Non-oxygenic photosynthesis (anoxic photosynthesis) uses photons at longer wavelengths to split molecules such as hydrogen sulphides rather than water, and is far more suited to the light from red dwarfs.

So life on Trappist-1? Likely no Great Oxidation Event, but instead anoxygen photosynthetic bacteria would dominate over oxygen-producing cyanobacteria. Without oxygen, complex animal life may not exist! -- William Welsh at #IAU2024 #Astronomy2024

@elizabethtasker I’ll take alien algae. That would still be really cool.

@elizabethtasker
No complex life without oxygen?

<Loricifera has entered the chat>

https://en.wikipedia.org/wiki/Loricifera

Loricifera - Wikipedia

@mike_malaska kinda dinky!

@elizabethtasker @mike_malaska Oh sure, *you* try living in an anoxic lightless environment!

(No, I guess they’re not going to produce a star-faring civilization. But it’s still pretty cool!)

@mike_malaska @elizabethtasker That’s really cool! I’d love to know if they still have mitochondria.

But with all extremophiles I would think the real question relevant to exolife is not whether they can *survive* in that environment, but whether they *arose* there to begin with. Humans can now live in all sorts of environments that we could never have arisen in initially.

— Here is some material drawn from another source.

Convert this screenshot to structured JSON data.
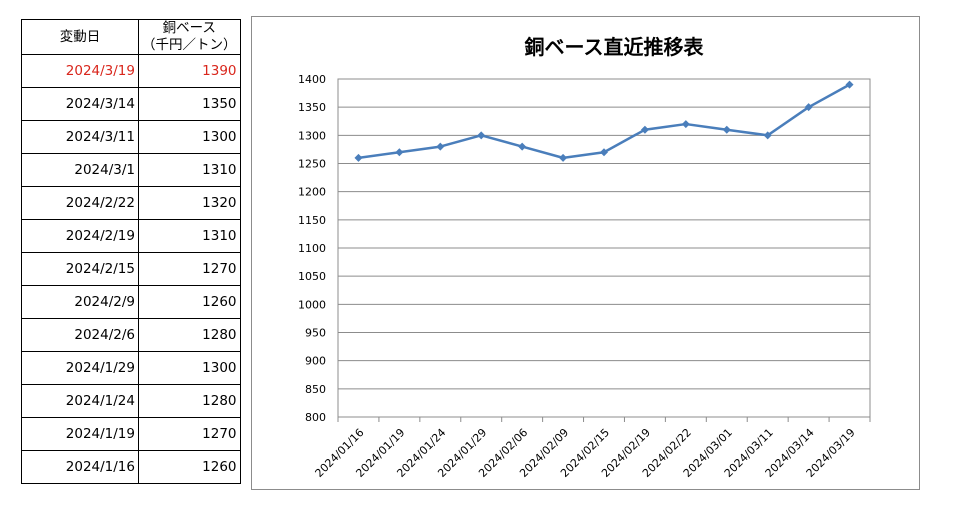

@michaelgemar @mike_malaska this wasn’t about extremophiles, but about how the available energy might change the chemical reactions that drive the emergence of life.

@elizabethtasker @michaelgemar

Yeah. I've no clue on orgin of life. (Maybe hydrothermal pocket? Maybe warm little pond, maybe deep ice pocket? Maybe delivered from somewhere else?)

But energy to maintain and grow a multicellular thing (even tiny) seems to not absolutely require high-energy oxygen.

So, by analogy, maybe a red dwarf illuminated thing can also be tiny multicellular?

@elizabethtasker @mike_malaska It seems like an extreme environment for complex life, but I take your point. My more general point was that there are very likely to be environments that pre-existing species can adapt to, but could never have evolved in in the first place.